Au risque d’être mal entendue, la prédication ne saurait être ni une conférence, fût-elle théologique, ni une étude biblique, encore moins une paraphrase du texte. Ce n’est pas davantage une leçon de morale prescriptive, ni une tribune permettant à la personne qui prêche, d’exposer ses opinions sur l’actualité ou ses états d’âme personnels. Et si les outils de la communication ou de la rhétorique sont utiles, l’objectif n’est pas d’être brillant sur le plan oratoire. Car c’est la Parole seule qui doit briller, au cœur du quotidien de celles et ceux qui l’entendent. Afin de les appeler à la foi ou de la fortifier. Car « la foi vient de ce qu’on entend, et ce qu’on entend vient de la parole du Christ » (Romains 10.17).
Le Christ présent
S’il n’est pas toujours facile de définir la prédication, on peut en dire clairement la visée ultime pour les Réformateurs. « Prêcher l’Évangile, écrit Luther, n’est rien d’autre que le Christ qui vient à nous, ou nous qui sommes amenés au Christ. » Prêcher c’est donc rendre présent le Christ, « la Parole faite chair » (Jean 1.14). En lui la Parole de Dieu est venue habiter les langages humains. Ceux de la prédication, malgré leurs limites, éclairés par l’Esprit, peuvent susciter, pour la personne qui les écoute, l’événement d’une rencontre et d’une relation avec Dieu.

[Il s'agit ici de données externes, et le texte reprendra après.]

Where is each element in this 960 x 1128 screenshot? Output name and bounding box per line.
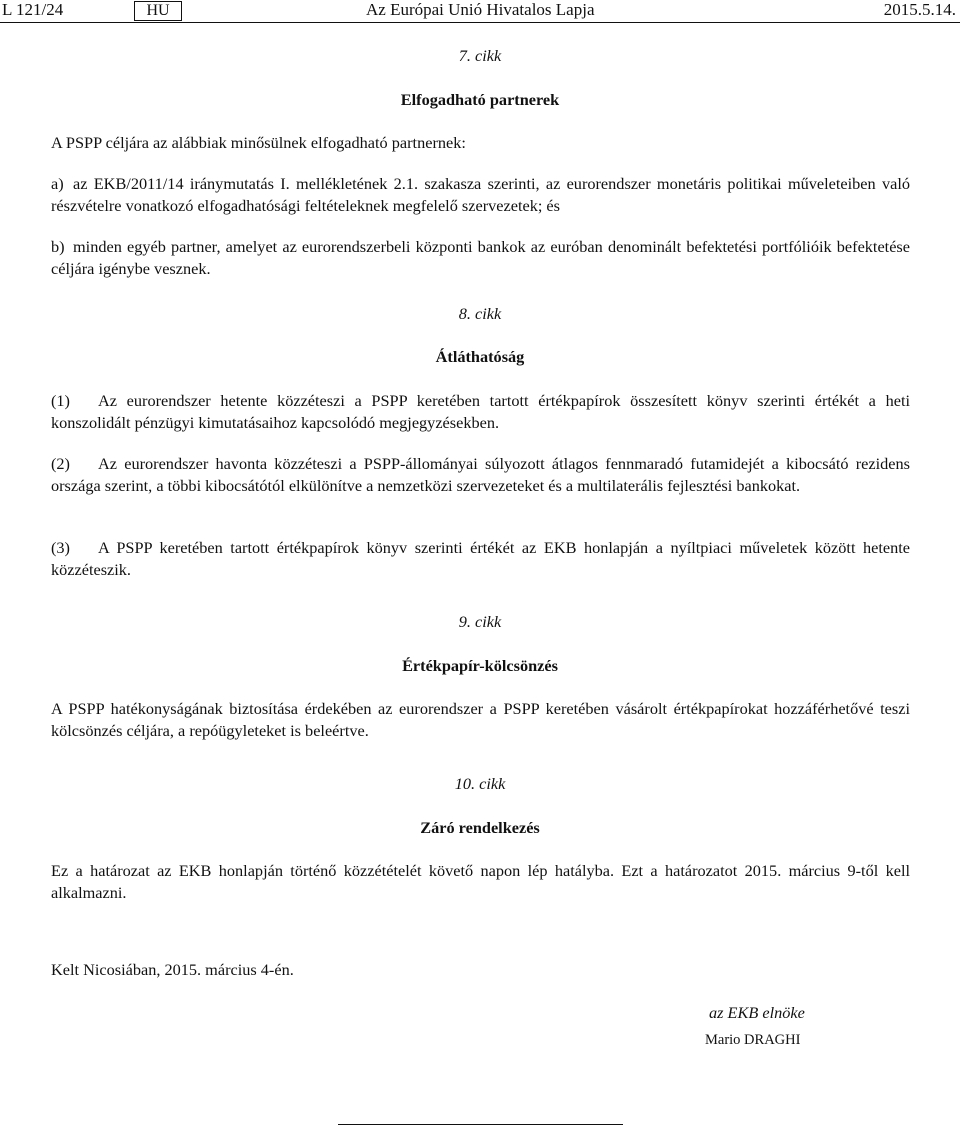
article-intro: A PSPP céljára az alábbiak minősülnek elfogadható partnernek: [51, 133, 466, 152]
paragraph-number: (3) [51, 538, 70, 557]
list-item-label: a) [51, 174, 64, 193]
publication-date: 2015.5.14. [883, 0, 956, 19]
paragraph-number: (2) [51, 454, 70, 473]
numbered-paragraph [51, 453, 910, 497]
list-item-text: az EKB/2011/14 iránymutatás I. mellékletének 2.1. szakasza szerinti, az eurorendszer monetáris politikai műveleteiben való részvételre vonatkozó elfogadhatósági feltételeknek megfelelő szervezetek; és [51, 174, 910, 215]
article-number: 8. cikk [458, 304, 502, 323]
paragraph-text: Az eurorendszer havonta közzéteszi a PSPP-állományai súlyozott átlagos fennmaradó futamidejét a kibocsátó rezidens országa szerint, a többi kibocsátótól elkülönítve a nemzetközi szervezeteket és a multilaterális fejlesztési bankokat. [51, 454, 910, 495]
article-text: A PSPP hatékonyságának biztosítása érdekében az eurorendszer a PSPP keretében vásárolt értékpapírokat hozzáférhetővé teszi kölcsönzés céljára, a repóügyleteket is beleértve. [51, 699, 910, 740]
numbered-paragraph [51, 390, 910, 434]
numbered-paragraph [51, 537, 910, 581]
paragraph-text: A PSPP keretében tartott értékpapírok könyv szerinti értékét az EKB honlapján a nyíltpiaci műveletek között hetente közzéteszik. [51, 538, 910, 579]
header-divider [0, 22, 960, 23]
article-text: Ez a határozat az EKB honlapján történő közzétételét követő napon lép hatályba. Ezt a határozatot 2015. március 9-től kell alkalmazni. [51, 861, 910, 902]
article-title: Átláthatóság [435, 347, 525, 366]
list-item [51, 173, 910, 217]
list-item [51, 236, 910, 280]
signatory-role: az EKB elnöke [709, 1003, 805, 1022]
article-number: 7. cikk [458, 46, 502, 65]
page-header [0, 0, 960, 22]
article-title: Értékpapír-kölcsönzés [402, 656, 558, 675]
list-item-label: b) [51, 237, 65, 256]
signatory-name: Mario DRAGHI [705, 1032, 801, 1048]
paragraph-number: (1) [51, 391, 70, 410]
article-number: 10. cikk [454, 774, 506, 793]
place-and-date: Kelt Nicosiában, 2015. március 4-én. [51, 960, 294, 979]
journal-title: Az Európai Unió Hivatalos Lapja [366, 0, 595, 19]
list-item-text: minden egyéb partner, amelyet az eurorendszerbeli központi bankok az euróban denominált befektetési portfólióik befektetése céljára igénybe vesznek. [51, 237, 910, 278]
footer-divider [338, 1124, 623, 1125]
article-title: Elfogadható partnerek [400, 90, 560, 109]
article-number: 9. cikk [458, 612, 502, 631]
page-reference: L 121/24 [2, 0, 64, 19]
language-badge: HU [134, 1, 182, 21]
article-title: Záró rendelkezés [420, 818, 540, 837]
paragraph-text: Az eurorendszer hetente közzéteszi a PSPP keretében tartott értékpapírok összesített könyv szerinti értékét a heti konszolidált pénzügyi kimutatásaihoz kapcsolódó megjegyzésekben. [51, 391, 910, 432]
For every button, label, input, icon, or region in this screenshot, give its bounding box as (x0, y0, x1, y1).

C’est dire que la prédication ne se réduit pas au sermon du dimanche matin. C’est également chaque fois que, par sa parole, un·e pasteur·e, un·e prédicateur·tr·ice, un témoin rend Dieu présent au cœur d’une vie. À l’image de Jean-Baptiste, du retable d’Issenheim, qui de son doigt désigne le Christ.
C’est pourquoi la prédication, constitue l’une des richesses spécifiques que les Églises protestantes peuvent offrir aujourd’hui dans le domaine de la spiritualité. Se tenant toujours à la croisée d’une double écoute, celle des paroles humaines et celle de la Parole de Dieu.